Vikesh Kapoor: See You at Home

Published on 07/25/ 2022

2022 Winner

Immigrating from India in 1973, Vikesh Kapoor’s parents settled in a small town of 10,000 people in rural Pennsylvania. Having an overwhelmingly white population, they were one of only a few immigrant families in the region. While they left India for a better life, the shift from a collectivist nation to an individualistic one led to isolation just as much as it led to freedom. No longer living close by, their isolation has only become more apparent to the artist.

Vikesh Kapoor began his career as a folk singer and songwriter, using the medium as a form of storytelling. As a songwriter, he spent years touring across the country, and during these times away from family, reflected on the sacrifices his parents made in order to immigrate to the U.S. “I was touring around the country struggling and thinking about all of the sacrifices that they made coming from India” Kapoor says “They came from the state of Bihar, which is the poorest state in India. They worked very hard and sacrificed a lot to make a better life for themselves. Being a first generation American, I’m always thinking in the back of my head somewhere how do I make them proud, how do I continue this lineage?” 

Kapoor initially began making photographs of his parents as a way of creating memories and spending time with them. It wasn’t until he began looking for new ways to tell a story that the photographs slowly began to collect themselves into a body of work. Echoing works such as Pictures from Home by Larry Sultan, Kapoor’s See You at Home explores these same concepts of home and the mythology of the American dream through a more unique and contemporary lens. Immigrating from India, the shift from a collectivist nation to an individualistic one provides a vastly different experience. “What I’m talking about is more of a contemporary portrait of American families, in which it’s not just family portraits we’ve seen of western families or white families but there are other people now, and there are other stories happening.” Kapoor says.

Bringing together vernacular family photographs and images taken today, See you at Home becomes a personal examination of diaspora, aging, and the South Asian experience. Photographs from the family photo album juxtaposed with Kapoor’s photographs resemble intertwining memories fading between the past and present. As an Artist in residence at the Center for Photography Woodstock in Spring of 2018, Kapoor combed through boxes of old family prints and slides and began to find past family photographs that resonated with photographs he had already made. 

Words by Vikesh Kapoor for the National Portrait Gallery Outwin Boochever Portrait Competition in response to his photograph, Our Childhood Swimming Pool


“My father had just finished raking the leaves out when I made this portrait of him in the childhood swimming pool. He still tends to it even though it’s no longer used. Here it lives in a continuous state of decay.

This pool is where he taught me how to swim when I was one and a half years old. This is the pool where so many home videos were made: him chasing me around the pool with the hose, eating lunch with aunties that were visiting from India, and from times even before I was born.

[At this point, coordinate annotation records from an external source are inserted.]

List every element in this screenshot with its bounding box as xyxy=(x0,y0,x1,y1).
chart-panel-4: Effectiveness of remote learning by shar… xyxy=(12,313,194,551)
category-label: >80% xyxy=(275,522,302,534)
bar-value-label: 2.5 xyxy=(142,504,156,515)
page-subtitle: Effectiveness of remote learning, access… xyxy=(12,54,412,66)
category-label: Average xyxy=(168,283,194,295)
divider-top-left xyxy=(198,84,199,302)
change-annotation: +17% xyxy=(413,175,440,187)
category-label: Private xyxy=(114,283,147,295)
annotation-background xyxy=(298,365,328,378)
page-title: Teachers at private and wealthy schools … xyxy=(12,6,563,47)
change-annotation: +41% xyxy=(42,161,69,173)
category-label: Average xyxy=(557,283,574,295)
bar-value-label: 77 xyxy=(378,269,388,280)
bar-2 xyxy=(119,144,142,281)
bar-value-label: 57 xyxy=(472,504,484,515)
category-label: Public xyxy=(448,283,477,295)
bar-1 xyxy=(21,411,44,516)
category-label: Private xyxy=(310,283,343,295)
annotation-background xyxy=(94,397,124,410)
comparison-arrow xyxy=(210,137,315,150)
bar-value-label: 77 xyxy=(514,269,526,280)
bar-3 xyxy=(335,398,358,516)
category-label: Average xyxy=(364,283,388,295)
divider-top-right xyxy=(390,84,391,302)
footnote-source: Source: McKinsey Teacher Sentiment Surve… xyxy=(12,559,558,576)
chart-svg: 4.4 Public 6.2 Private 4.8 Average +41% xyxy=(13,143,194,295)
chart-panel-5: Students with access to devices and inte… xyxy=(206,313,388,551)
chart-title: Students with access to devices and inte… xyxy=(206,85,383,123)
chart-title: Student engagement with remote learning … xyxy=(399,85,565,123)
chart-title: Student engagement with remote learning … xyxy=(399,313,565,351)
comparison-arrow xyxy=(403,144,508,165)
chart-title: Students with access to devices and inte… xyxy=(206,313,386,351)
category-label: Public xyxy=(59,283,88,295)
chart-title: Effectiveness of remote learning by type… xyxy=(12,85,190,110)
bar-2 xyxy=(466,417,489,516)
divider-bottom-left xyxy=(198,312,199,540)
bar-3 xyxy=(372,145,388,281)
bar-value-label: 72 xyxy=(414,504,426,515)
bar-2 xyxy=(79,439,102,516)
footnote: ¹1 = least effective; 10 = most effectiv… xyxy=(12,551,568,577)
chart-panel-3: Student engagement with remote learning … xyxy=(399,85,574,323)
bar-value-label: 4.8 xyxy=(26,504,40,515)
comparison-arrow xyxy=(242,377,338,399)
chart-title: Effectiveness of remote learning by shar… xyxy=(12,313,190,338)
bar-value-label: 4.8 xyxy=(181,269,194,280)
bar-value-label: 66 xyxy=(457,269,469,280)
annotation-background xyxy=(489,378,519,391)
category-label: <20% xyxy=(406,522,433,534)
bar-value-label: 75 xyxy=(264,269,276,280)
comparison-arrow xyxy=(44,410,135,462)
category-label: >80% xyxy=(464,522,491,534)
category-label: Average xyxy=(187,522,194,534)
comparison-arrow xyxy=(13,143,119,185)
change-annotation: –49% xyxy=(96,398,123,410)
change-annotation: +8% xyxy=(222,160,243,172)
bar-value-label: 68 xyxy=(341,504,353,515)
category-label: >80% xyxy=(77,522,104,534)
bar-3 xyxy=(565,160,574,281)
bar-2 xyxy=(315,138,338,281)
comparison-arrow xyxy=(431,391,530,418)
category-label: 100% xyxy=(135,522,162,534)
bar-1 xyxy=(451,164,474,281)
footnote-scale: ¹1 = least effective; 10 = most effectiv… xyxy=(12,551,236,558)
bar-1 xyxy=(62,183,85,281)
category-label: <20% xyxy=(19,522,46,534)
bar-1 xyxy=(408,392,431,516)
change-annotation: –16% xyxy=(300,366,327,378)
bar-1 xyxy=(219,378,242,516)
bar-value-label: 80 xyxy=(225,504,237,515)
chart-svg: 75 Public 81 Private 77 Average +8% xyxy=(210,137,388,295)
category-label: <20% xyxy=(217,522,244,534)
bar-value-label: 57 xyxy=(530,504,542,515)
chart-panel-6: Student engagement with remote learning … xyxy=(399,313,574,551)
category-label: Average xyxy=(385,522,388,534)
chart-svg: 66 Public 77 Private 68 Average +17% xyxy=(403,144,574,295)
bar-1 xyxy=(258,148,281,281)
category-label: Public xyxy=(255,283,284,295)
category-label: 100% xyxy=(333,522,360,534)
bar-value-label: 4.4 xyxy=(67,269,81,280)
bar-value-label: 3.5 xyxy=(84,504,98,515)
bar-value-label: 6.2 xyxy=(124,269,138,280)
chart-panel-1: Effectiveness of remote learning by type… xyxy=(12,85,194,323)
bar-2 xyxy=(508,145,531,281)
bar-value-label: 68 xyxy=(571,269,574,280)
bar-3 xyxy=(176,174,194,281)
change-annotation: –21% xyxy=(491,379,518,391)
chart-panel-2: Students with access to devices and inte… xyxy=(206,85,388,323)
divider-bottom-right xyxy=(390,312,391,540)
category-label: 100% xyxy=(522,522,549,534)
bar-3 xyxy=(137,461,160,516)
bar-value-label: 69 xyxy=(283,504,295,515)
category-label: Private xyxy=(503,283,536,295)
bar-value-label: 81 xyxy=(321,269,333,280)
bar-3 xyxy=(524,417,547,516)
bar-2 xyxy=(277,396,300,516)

This is the state of the pool now, and has been for years. I made this portrait after not seeing him for 8 months. I try to visit as often as I can.”

This would later be seen at Kapoor’s solo exhibition of See you at Home at the Print Center in Philadelphia PA. The exhibition included a photograph of Kapoor’s father standing in front of the drained family pool (Our Childhood Swimming Pool, 2016), surrounded by smaller archived photographs of the family enjoying and swimming during the pools use. The family photographs were printed on photographic vinyl and accompanied by home videos. Through the surrounding images and video, you start to see the similarities and connections in his own work that Kapoor is finding within the archives. 

The Print Center, See You at Home, Philadelphia PA

As an ongoing project, Kapoor is now beginning to experiment with mediums outside of photography, such as video, sculpture, ceramic, and text. This mix of materials is reminiscent of a family scrapbook, each form carrying memories of both the artist and his parents. See You at Home provides an intimate and contemporary glimpse into  family, memory and the myth and melancholy surrounding the American Dream.

Vikesh Kapoor


Vikesh Kapoor (born Sunset Pines, PA; lives Los Angeles, CA) is a multidisciplinary artist whose work examines race, class and identity as a first-generation American. Kapoor has exhibited his series See You at Home in solo exhibitions at The Print Center, Philadelphia PA; Filter Space, Chicago, IL; and New Orleans Photo Alliance Gallery, LA. He has received numerous awards, including The Joan Hohlt and Roger Wich Emerging Photographer Scholarship from the Houston Center for Photography, The Hopper Prize, LensCulture Art Photography Juror's Pick Award, PhotoNola Review Grand Prize and a Project Development Grant from CENTER, Santa Fe, NM. In 2021, he produced Modern Country Doctor, the Leica x 1854 Witnesses of: Devotion commission for the British Journal of Photography.